Solution Approach 2:
The main object determination unit performs multiple functions by determining the main object based on detection results from different detection units. It evaluates detection situations, integrates results, and selects the primary object for tracking, thereby managing the complexity introduced by multiple detection methods through a centralized decision-making component.
3Reliability
If body detection is used to detect objects when face is not visible, then detection reliability is improved, but main object determination accuracy deteriorates due to incorrect selection
Solution Approach 1:
The main object determination unit uses feedback from the detection result integration unit to determine the main object. It considers the detection situation, the type of detection unit that detected the object, and integration results to accurately identify the main object even when body detection is used, thereby maintaining high determination accuracy despite relying on alternative detection methods.

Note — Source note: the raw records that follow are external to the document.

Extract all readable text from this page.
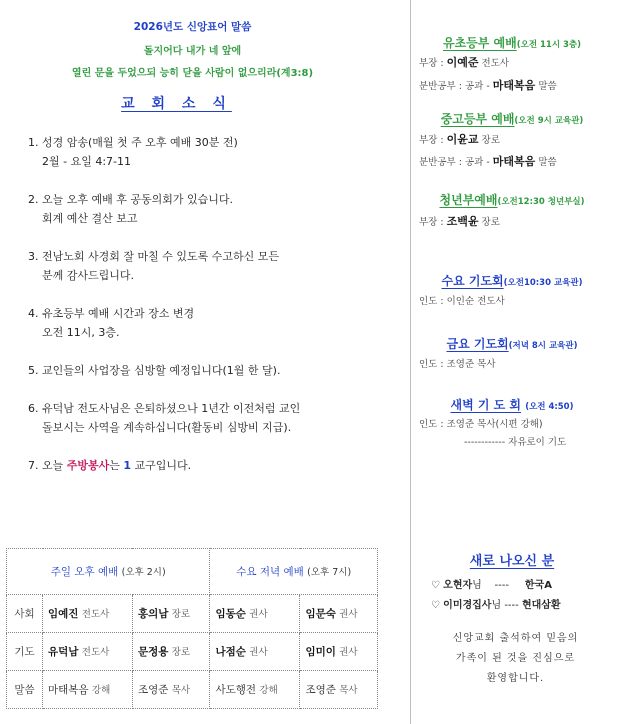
2026년도 신앙표어 말씀
돌지어다 내가 네 앞에
열린 문을 두었으되 능히 닫을 사람이 없으리라(계3:8)
교 회 소 식
1. 성경 암송(매월 첫 주 오후 예배 30분 전)
2월 - 요일 4:7-11
2. 오늘 오후 예배 후 공동의회가 있습니다.
회계 예산 결산 보고
3. 전남노회 사경회 잘 마칠 수 있도록 수고하신 모든
분께 감사드립니다.
4. 유초등부 예배 시간과 장소 변경
오전 11시, 3층.
5. 교인들의 사업장을 심방할 예정입니다(1월 한 달).
6. 유덕남 전도사님은 은퇴하셨으나 1년간 이전처럼 교인
돌보시는 사역을 계속하십니다(활동비 심방비 지급).
7. 오늘 주방봉사는 1 교구입니다.
주일 오후 예배 (오후 2시)			수요 저녁 예배 (오후 7시)	
사회	임예진 전도사	홍의남 장로	임동순 권사	임문숙 권사
기도	유덕남 전도사	문정용 장로	나점순 권사	임미이 권사
말씀	마태복음 강해	조영준 목사	사도행전 강해	조영준 목사
유초등부 예배(오전 11시 3층)
부장 : 이예준 전도사
분반공부 : 공과 - 마태복음 말씀
중고등부 예배(오전 9시 교육관)
부장 : 이윤교 장로
분반공부 : 공과 - 마태복음 말씀
청년부예배(오전12:30 청년부실)
부장 : 조백윤 장로
수요 기도회(오전10:30 교육관)
인도 : 이인순 전도사
금요 기도회(저녁 8시 교육관)
인도 : 조영준 목사
새벽 기 도 회 (오전 4:50)
인도 : 조영준 목사(시편 강해)
------------ 자유로이 기도
새로 나오신 분
♡ 오현자님 ---- 한국A
♡ 이미경집사님 ---- 현대삼환
신앙교회 출석하여 믿음의
가족이 된 것을 진심으로
환영합니다.
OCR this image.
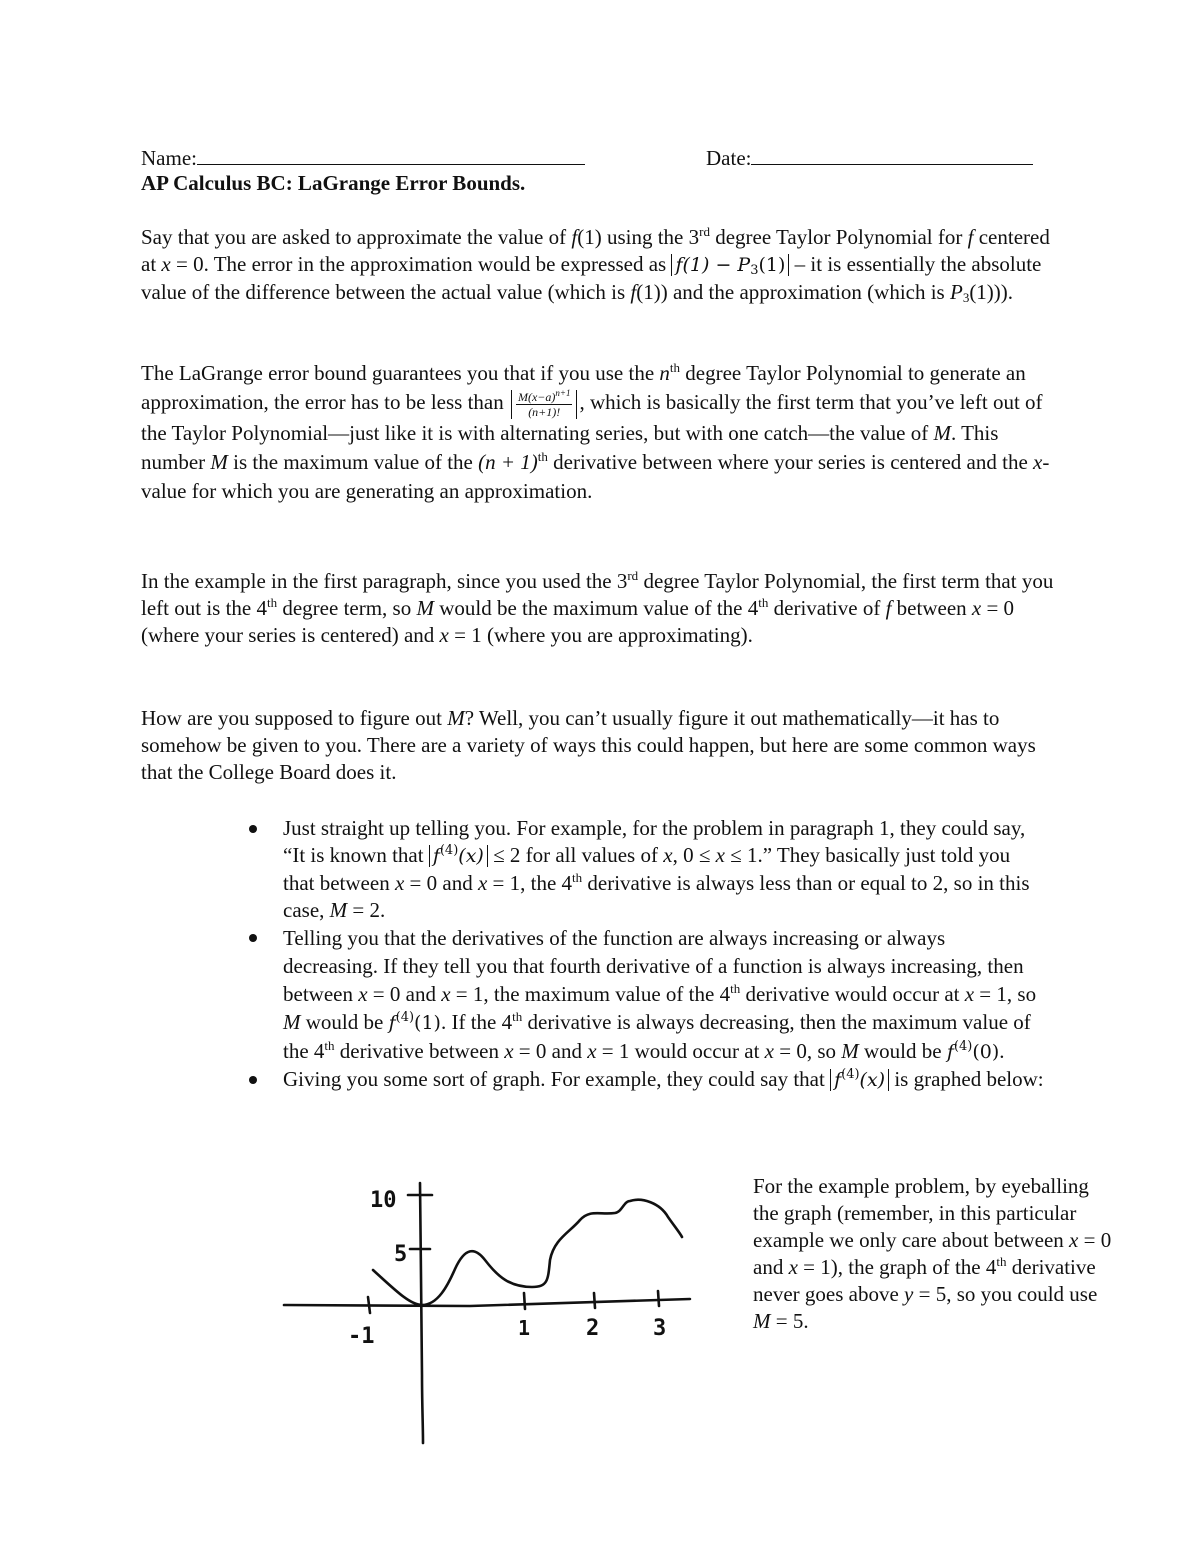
Name:	Date:
AP Calculus BC: LaGrange Error Bounds.

Say that you are asked to approximate the value of f(1) using the 3rd degree Taylor Polynomial for f centered at x = 0. The error in the approximation would be expressed as $f(1) - P_3(1)$ – it is essentially the absolute value of the difference between the actual value (which is f(1)) and the approximation (which is $P_3(1)$)).

The LaGrange error bound guarantees you that if you use the $n^{th}$ degree Taylor Polynomial to generate an approximation, the error has to be less than $\frac{M(x-a)^{n+1}}{(n+1)!}$ , which is basically the first term that you’ve left out of the Taylor Polynomial—just like it is with alternating series, but with one catch—the value of M. This number M is the maximum value of the $(n + 1)^{th}$ derivative between where your series is centered and the x-value for which you are generating an approximation.

In the example in the first paragraph, since you used the 3rd degree Taylor Polynomial, the first term that you left out is the 4th degree term, so M would be the maximum value of the 4th derivative of f between x = 0 (where your series is centered) and x = 1 (where you are approximating).

How are you supposed to figure out M? Well, you can’t usually figure it out mathematically—it has to somehow be given to you. There are a variety of ways this could happen, but here are some common ways that the College Board does it.

Just straight up telling you. For example, for the problem in paragraph 1, they could say, “It is known that $f^{(4)}(x) \le 2$ for all values of x, 0 ≤ x ≤ 1.” They basically just told you that between x = 0 and x = 1, the 4th derivative is always less than or equal to 2, so in this case, M = 2.
Telling you that the derivatives of the function are always increasing or always decreasing. If they tell you that fourth derivative of a function is always increasing, then between x = 0 and x = 1, the maximum value of the 4th derivative would occur at x = 1, so M would be $f^{(4)}(1)$. If the 4th derivative is always decreasing, then the maximum value of the 4th derivative between x = 0 and x = 1 would occur at x = 0, so M would be $f^{(4)}(0)$.
Giving you some sort of graph. For example, they could say that $f^{(4)}(x)$ is graphed below:
10
5
-1	1	2 3

For the example problem, by eyeballing the graph (remember, in this particular example we only care about between x = 0 and x = 1), the graph of the 4th derivative never goes above y = 5, so you could use M = 5.
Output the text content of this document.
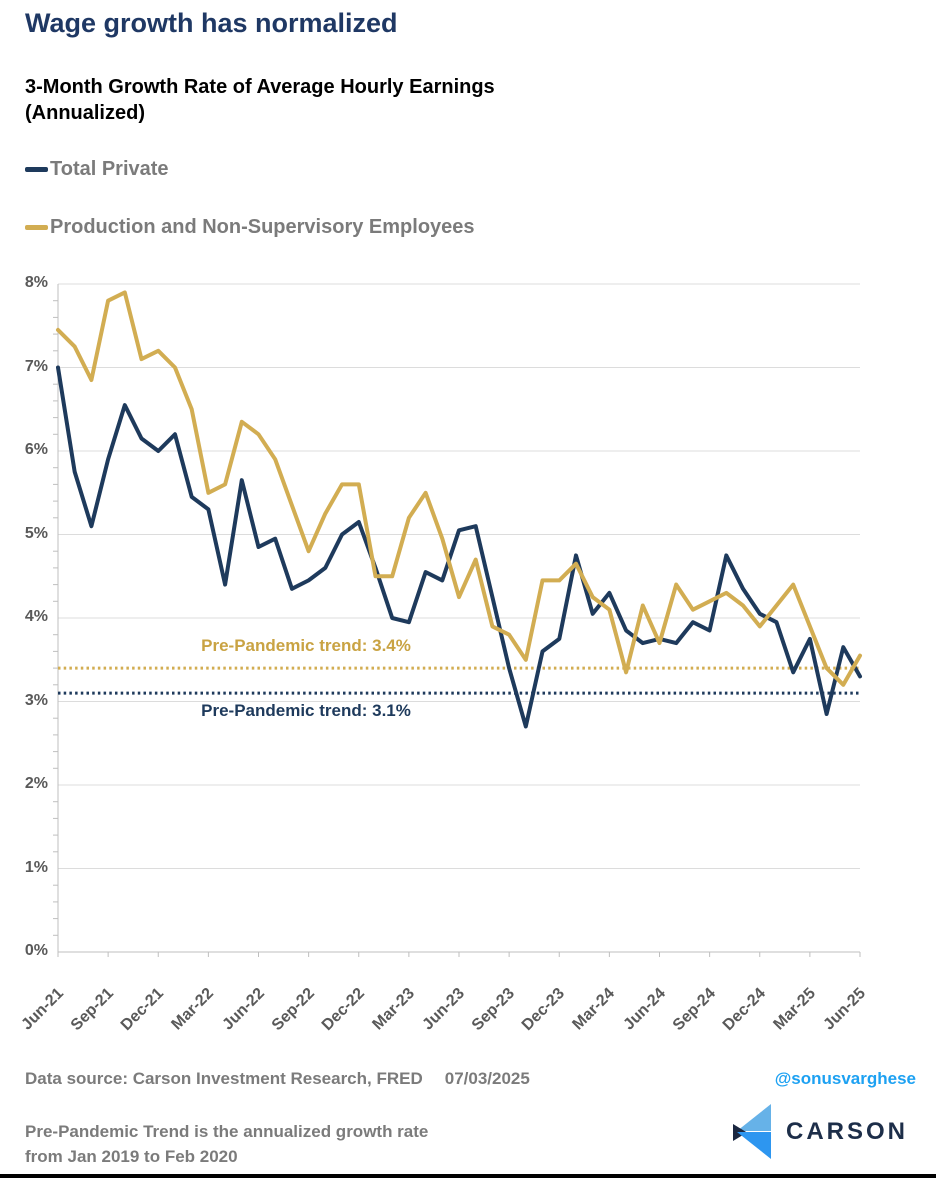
Wage growth has normalized
3-Month Growth Rate of Average Hourly Earnings (Annualized)
Total Private
Production and Non-Supervisory Employees
8%
7%
6%
5%
4%
3%
2%
1%
0%
Jun-21 Sep-21 Dec-21 Mar-22 Jun-22 Sep-22 Dec-22 Mar-23 Jun-23 Sep-23 Dec-23 Mar-24 Jun-24 Sep-24 Dec-24 Mar-25 Jun-25
Pre-Pandemic trend: 3.4%
Pre-Pandemic trend: 3.1%
Data source: Carson Investment Research, FRED 07/03/2025	@sonusvarghese
Pre-Pandemic Trend is the annualized growth rate
from Jan 2019 to Feb 2020
CARSON
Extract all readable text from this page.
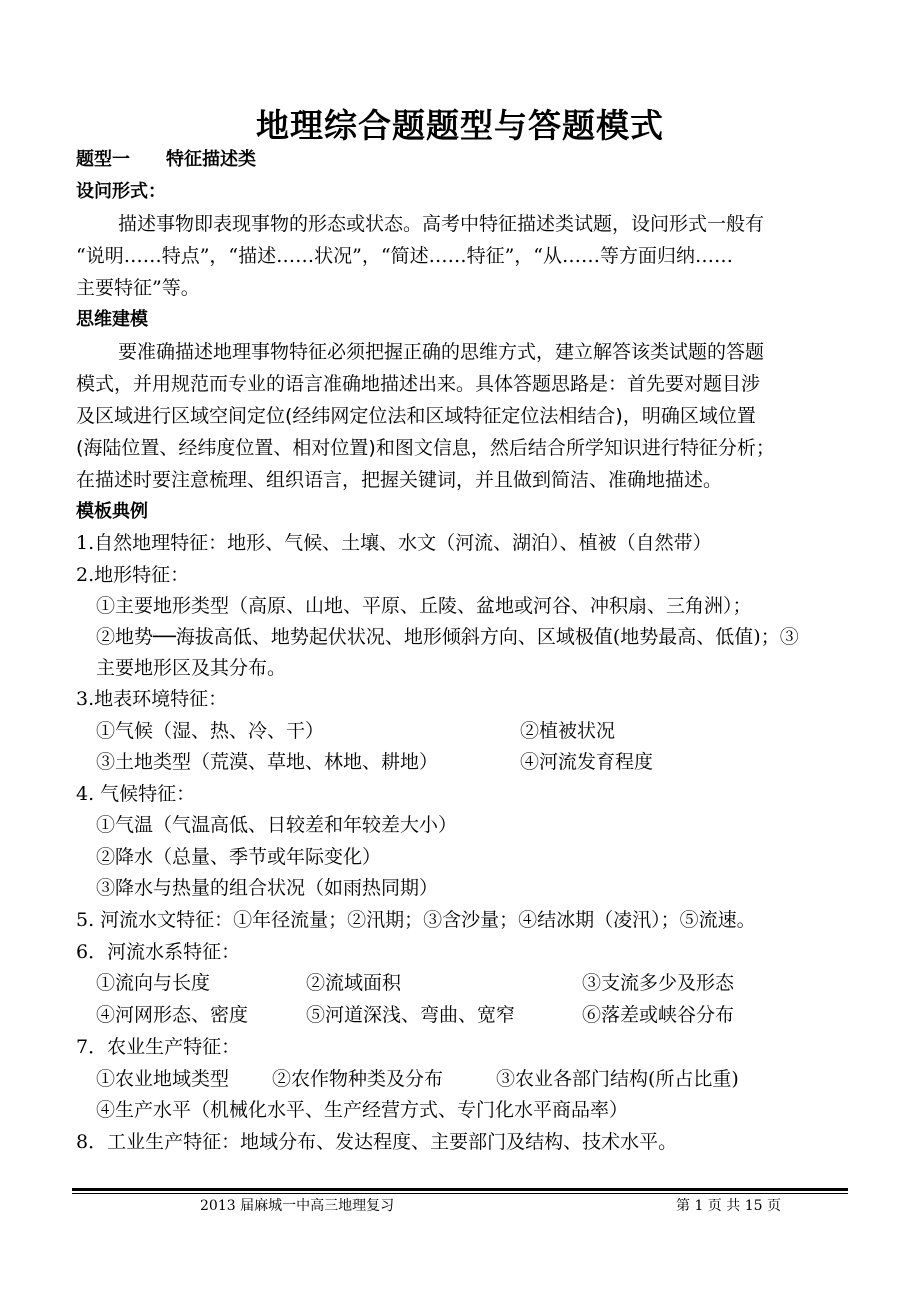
地理综合题题型与答题模式
题型一　　特征描述类
设问形式：
描述事物即表现事物的形态或状态。高考中特征描述类试题，设问形式一般有
“说明……特点”，“描述……状况”，“简述……特征”，“从……等方面归纳……
主要特征”等。
思维建模
要准确描述地理事物特征必须把握正确的思维方式，建立解答该类试题的答题
模式，并用规范而专业的语言准确地描述出来。具体答题思路是：首先要对题目涉
及区域进行区域空间定位(经纬网定位法和区域特征定位法相结合)，明确区域位置
(海陆位置、经纬度位置、相对位置)和图文信息，然后结合所学知识进行特征分析；
在描述时要注意梳理、组织语言，把握关键词，并且做到简洁、准确地描述。
模板典例
1.自然地理特征：地形、气候、土壤、水文（河流、湖泊）、植被（自然带）
2.地形特征：
①主要地形类型（高原、山地、平原、丘陵、盆地或河谷、冲积扇、三角洲）；
②地势──海拔高低、地势起伏状况、地形倾斜方向、区域极值(地势最高、低值)；③
主要地形区及其分布。
3.地表环境特征：
①气候（湿、热、冷、干）	②植被状况
③土地类型（荒漠、草地、林地、耕地）	④河流发育程度
4. 气候特征：
①气温（气温高低、日较差和年较差大小）
②降水（总量、季节或年际变化）
③降水与热量的组合状况（如雨热同期）
5. 河流水文特征：①年径流量；②汛期；③含沙量；④结冰期（凌汛）；⑤流速。
6．河流水系特征：
①流向与长度	②流域面积	③支流多少及形态
④河网形态、密度	⑤河道深浅、弯曲、宽窄	⑥落差或峡谷分布
7．农业生产特征：
①农业地域类型 ②农作物种类及分布	③农业各部门结构(所占比重)
④生产水平（机械化水平、生产经营方式、专门化水平商品率）
8．工业生产特征：地域分布、发达程度、主要部门及结构、技术水平。
2013 届麻城一中高三地理复习	第 1 页 共 15 页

4Stability of the object's composition
If detection results from multiple units are integrated, then detection stability is improved, but processing complexity increases
Solution Approach 1:
The detection result integration unit merges detection results from multiple detection units by consolidating their outputs into a unified detection situation. This merging process stabilizes the detection by providing a comprehensive view of all detection inputs while managing processing complexity through systematic integration of results.
Data Source
AI summary
An object area tracking apparatus has: a face detection unit for detecting a face area on the basis of a feature amount of a face from a supplied image; a person's body detection unit for detecting an area of a person's body on the basis of a feature amount of the person's body; and a main object determination unit for obtaining a priority for each of the objects by using detection results by the face detection unit and the person's body detection unit and determining a main object of a high priority, wherein for the object detected only by the person's body detection unit, the priority is changed in accordance with a past detection result of the object in the face detection unit.